How to pay for Plan F

• In part it would pay for itself- our Plan F would increase employment and average weekly earnings, and thus generate more revenue from income tax and national insurance and save money on social security.

• Deciding not to commission a replacement for the Trident nuclear submarine system would save £100bn over the next 30 years.

• Reversing tax reductions introduced by since June 2010 would save billions. The rise in the threshold for personal income tax costs around £12bn a year from 2016/17 onwards, and this benefits only those who pay tax, 57% of whom are men. It does not benefit those with incomes below the tax threshold, 63% of whom are women.Corporation tax cuts cost around £7.9billion a year from 2015/16.
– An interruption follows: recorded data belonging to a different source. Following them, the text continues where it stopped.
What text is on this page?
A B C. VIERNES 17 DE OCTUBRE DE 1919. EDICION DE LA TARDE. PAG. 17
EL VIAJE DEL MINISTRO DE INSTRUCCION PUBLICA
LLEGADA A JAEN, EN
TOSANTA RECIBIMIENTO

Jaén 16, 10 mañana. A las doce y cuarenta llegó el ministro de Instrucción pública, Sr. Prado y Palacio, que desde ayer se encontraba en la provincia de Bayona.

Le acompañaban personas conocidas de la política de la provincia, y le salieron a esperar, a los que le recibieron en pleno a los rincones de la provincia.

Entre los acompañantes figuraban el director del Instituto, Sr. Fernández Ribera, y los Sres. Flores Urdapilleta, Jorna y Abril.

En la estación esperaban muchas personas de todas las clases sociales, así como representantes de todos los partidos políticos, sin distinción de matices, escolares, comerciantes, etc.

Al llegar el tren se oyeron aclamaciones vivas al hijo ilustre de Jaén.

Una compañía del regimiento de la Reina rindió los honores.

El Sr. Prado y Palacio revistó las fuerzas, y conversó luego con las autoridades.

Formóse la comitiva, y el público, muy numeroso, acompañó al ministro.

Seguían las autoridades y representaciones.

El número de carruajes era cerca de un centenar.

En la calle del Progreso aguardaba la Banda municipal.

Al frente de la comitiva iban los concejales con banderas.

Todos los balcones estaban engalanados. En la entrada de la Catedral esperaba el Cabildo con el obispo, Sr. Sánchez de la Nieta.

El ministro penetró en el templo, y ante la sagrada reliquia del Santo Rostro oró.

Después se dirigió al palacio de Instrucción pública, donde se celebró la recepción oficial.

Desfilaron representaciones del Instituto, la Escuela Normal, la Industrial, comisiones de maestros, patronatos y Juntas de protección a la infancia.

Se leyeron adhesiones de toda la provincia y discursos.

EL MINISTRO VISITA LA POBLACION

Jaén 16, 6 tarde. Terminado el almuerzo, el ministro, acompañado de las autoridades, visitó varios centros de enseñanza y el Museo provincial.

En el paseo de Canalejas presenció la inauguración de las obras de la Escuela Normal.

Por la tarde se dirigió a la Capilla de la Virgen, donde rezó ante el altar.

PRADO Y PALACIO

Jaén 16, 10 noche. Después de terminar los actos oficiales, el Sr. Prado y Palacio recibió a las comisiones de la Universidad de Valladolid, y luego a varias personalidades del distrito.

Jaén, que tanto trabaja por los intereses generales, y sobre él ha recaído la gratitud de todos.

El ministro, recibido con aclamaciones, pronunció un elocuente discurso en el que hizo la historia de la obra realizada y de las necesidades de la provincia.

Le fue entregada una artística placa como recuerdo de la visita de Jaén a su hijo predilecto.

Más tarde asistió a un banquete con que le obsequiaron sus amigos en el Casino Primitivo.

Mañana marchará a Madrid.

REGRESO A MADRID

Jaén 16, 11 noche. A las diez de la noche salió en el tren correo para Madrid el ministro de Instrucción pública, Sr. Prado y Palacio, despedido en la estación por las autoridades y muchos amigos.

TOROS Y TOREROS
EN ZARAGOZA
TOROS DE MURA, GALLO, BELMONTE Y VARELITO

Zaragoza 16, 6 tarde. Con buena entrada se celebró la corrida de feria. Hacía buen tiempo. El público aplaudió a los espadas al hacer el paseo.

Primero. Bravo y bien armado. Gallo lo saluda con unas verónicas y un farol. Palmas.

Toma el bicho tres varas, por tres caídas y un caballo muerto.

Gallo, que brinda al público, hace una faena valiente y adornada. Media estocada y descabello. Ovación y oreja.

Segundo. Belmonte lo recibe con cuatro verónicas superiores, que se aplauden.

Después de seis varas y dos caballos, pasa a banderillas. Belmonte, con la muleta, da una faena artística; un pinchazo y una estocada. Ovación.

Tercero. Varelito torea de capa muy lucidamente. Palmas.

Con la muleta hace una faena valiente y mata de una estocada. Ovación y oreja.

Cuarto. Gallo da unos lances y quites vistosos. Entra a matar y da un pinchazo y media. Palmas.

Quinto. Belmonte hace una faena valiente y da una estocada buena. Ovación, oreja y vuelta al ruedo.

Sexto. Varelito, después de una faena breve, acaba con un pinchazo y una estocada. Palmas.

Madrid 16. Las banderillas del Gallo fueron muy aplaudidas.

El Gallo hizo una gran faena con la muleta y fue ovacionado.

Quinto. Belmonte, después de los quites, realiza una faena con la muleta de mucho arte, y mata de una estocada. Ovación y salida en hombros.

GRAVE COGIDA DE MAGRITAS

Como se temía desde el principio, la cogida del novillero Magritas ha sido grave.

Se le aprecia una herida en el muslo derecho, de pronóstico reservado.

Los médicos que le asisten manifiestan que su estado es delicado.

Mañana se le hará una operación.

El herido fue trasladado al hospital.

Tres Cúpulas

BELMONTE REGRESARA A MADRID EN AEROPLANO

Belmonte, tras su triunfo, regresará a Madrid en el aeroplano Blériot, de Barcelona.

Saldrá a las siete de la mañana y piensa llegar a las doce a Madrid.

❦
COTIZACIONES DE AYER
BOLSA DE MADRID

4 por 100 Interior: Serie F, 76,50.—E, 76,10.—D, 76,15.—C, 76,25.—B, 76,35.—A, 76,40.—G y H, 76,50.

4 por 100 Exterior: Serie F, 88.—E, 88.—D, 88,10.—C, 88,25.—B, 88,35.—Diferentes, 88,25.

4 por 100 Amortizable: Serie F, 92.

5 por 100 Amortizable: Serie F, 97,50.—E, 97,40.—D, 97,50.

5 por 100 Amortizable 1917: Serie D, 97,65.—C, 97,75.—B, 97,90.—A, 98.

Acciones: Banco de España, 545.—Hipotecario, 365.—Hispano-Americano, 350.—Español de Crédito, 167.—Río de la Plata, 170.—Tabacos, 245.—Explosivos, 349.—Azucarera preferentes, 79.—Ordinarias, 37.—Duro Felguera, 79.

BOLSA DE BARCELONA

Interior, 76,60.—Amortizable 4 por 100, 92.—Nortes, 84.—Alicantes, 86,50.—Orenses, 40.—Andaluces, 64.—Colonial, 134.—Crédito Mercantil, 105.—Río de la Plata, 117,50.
• Taking effective action on tax debt, avoidance and evasion is estimated to be able to bring in almost £120 billion a year.

It’s not that there is no money- but that resources are not being mobilized for an economic strategy that values care. We challenge politicians to adopt Plan F to bring about equality between women and men on the basis of a caring and sustainable economy.

This is an excerpt from Ruth Pearson's talk at the IAFFE 2015, presenting the work of Diane Elson and the Women's Budget Group on an alternative feminist response to the UK's austerity programme.